Se você decidir que quer mais é ter a barriga sarada, a bunda dura, o peito empinado e a coxa marmórea, vá em frente. Malhe. Feche a boca. Gaste com cirurgia, mas não se engane pensando que depois disso sua felicidade será plena, porque alegria e auto-estima não vêm de brinde com a lipoaspiração. Lembre-se de que o embrulho de presente acaba sempre indo para o lixo.
Então, para descomplicar e desneurotizar minha existência, decidi que sou gostosa. Compro roupas que valorizam o que tenho de bom e não pago mico de me vestir feito um manequim de vitrine da Dior: O máximo que conseguiria seria parecer um espantalho fashion louco. Não me abalo mais com comentários testosteronentos e babões diante de corpos fenomenais: eles são visualmente dignos de urros de tesão, mas não dediquei minha vida a ter um daqueles.

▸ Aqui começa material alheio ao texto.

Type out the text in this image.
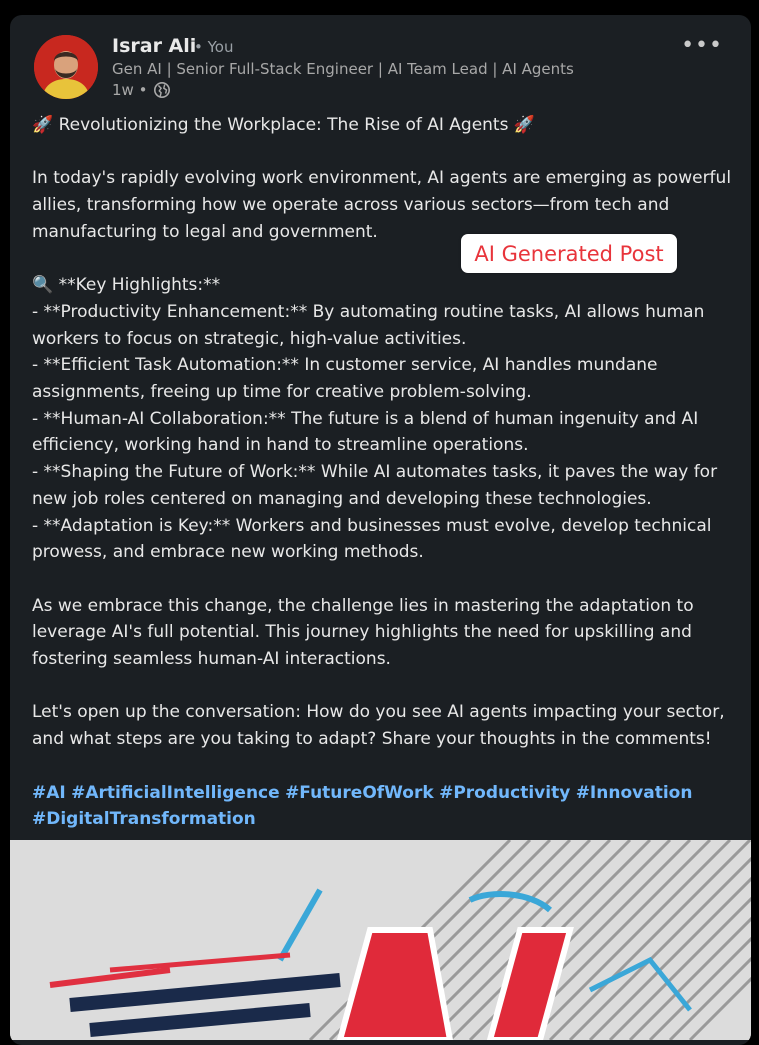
Israr Ali
• You
Gen AI | Senior Full-Stack Engineer | AI Team Lead | AI Agents
1w •
•••

🚀 Revolutionizing the Workplace: The Rise of AI Agents 🚀

In today's rapidly evolving work environment, AI agents are emerging as powerful allies, transforming how we operate across various sectors—from tech and manufacturing to legal and government.

🔍 **Key Highlights:**

- **Productivity Enhancement:** By automating routine tasks, AI allows human workers to focus on strategic, high-value activities.

- **Efficient Task Automation:** In customer service, AI handles mundane assignments, freeing up time for creative problem-solving.

- **Human-AI Collaboration:** The future is a blend of human ingenuity and AI efficiency, working hand in hand to streamline operations.

- **Shaping the Future of Work:** While AI automates tasks, it paves the way for new job roles centered on managing and developing these technologies.

- **Adaptation is Key:** Workers and businesses must evolve, develop technical prowess, and embrace new working methods.

As we embrace this change, the challenge lies in mastering the adaptation to leverage AI's full potential. This journey highlights the need for upskilling and fostering seamless human-AI interactions.

Let's open up the conversation: How do you see AI agents impacting your sector, and what steps are you taking to adapt? Share your thoughts in the comments!

#AI #ArtificialIntelligence #FutureOfWork #Productivity #Innovation #DigitalTransformation

AI Generated Post
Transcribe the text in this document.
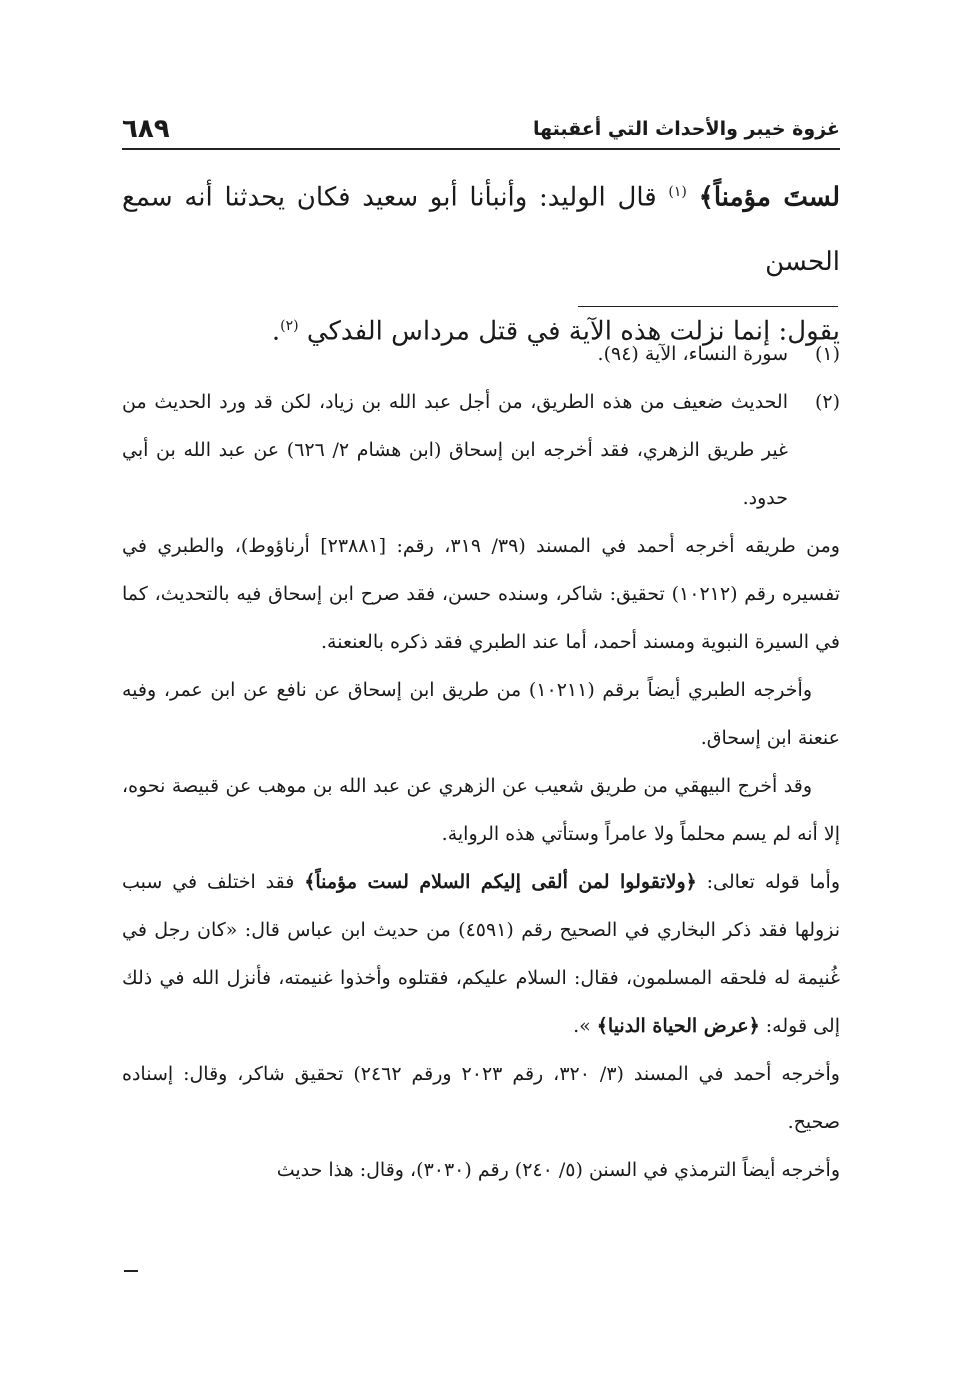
٦٨٩	غزوة خيبر والأحداث التي أعقبتها

لستَ مؤمناً﴾ $^{(١)}$ قال الوليد: وأنبأنا أبو سعيد فكان يحدثنا أنه سمع الحسن

يقول: إنما نزلت هذه الآية في قتل مرداس الفدكي $^{(٢)}$.

(١)
سورة النساء، الآية (٩٤).
(٢)
الحديث ضعيف من هذه الطريق، من أجل عبد الله بن زياد، لكن قد ورد الحديث من غير طريق الزهري، فقد أخرجه ابن إسحاق (ابن هشام ٢/ ٦٢٦) عن عبد الله بن أبي حدود.

ومن طريقه أخرجه أحمد في المسند (٣٩/ ٣١٩، رقم: [٢٣٨٨١] أرناؤوط)، والطبري في تفسيره رقم (١٠٢١٢) تحقيق: شاكر، وسنده حسن، فقد صرح ابن إسحاق فيه بالتحديث، كما في السيرة النبوية ومسند أحمد، أما عند الطبري فقد ذكره بالعنعنة.

وأخرجه الطبري أيضاً برقم (١٠٢١١) من طريق ابن إسحاق عن نافع عن ابن عمر، وفيه عنعنة ابن إسحاق.

وقد أخرج البيهقي من طريق شعيب عن الزهري عن عبد الله بن موهب عن قبيصة نحوه، إلا أنه لم يسم محلماً ولا عامراً وستأتي هذه الرواية.

وأما قوله تعالى: ﴿ولاتقولوا لمن ألقى إليكم السلام لست مؤمناً﴾ فقد اختلف في سبب نزولها فقد ذكر البخاري في الصحيح رقم (٤٥٩١) من حديث ابن عباس قال: «كان رجل في غُنيمة له فلحقه المسلمون، فقال: السلام عليكم، فقتلوه وأخذوا غنيمته، فأنزل الله في ذلك إلى قوله: ﴿عرض الحياة الدنيا﴾ ».

وأخرجه أحمد في المسند (٣/ ٣٢٠، رقم ٢٠٢٣ ورقم ٢٤٦٢) تحقيق شاكر، وقال: إسناده صحيح.

وأخرجه أيضاً الترمذي في السنن (٥/ ٢٤٠) رقم (٣٠٣٠)، وقال: هذا حديث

Não passo três horas diárias na academia, não tenho personal trainer, não gasto as tardes no shopping passeando com meu cachorrinho e com minhas amigas loiras-saradas que parecem saídas de uma linha de produção de Barbies. Nunca vou ter um corpo daqueles porque isso não é minha prioridade.
O prazer que um jantar de risoto de pêra com gorgonzola e uma rubra taça de Merlot me proporcionam é muito maior que poder rebolar ferozmente a buzanfa-modelo num show da Tati Quebra-Barraco.
Hoje, sou gostosa e assumo. Mas continuo odiando qualquer mulher que fica linda de morrer num biquini. Eu decidi ser gostosa, mas não virei a Irmã Dulce. Ainda bem: decidi também que ser boazinha não combina comigo.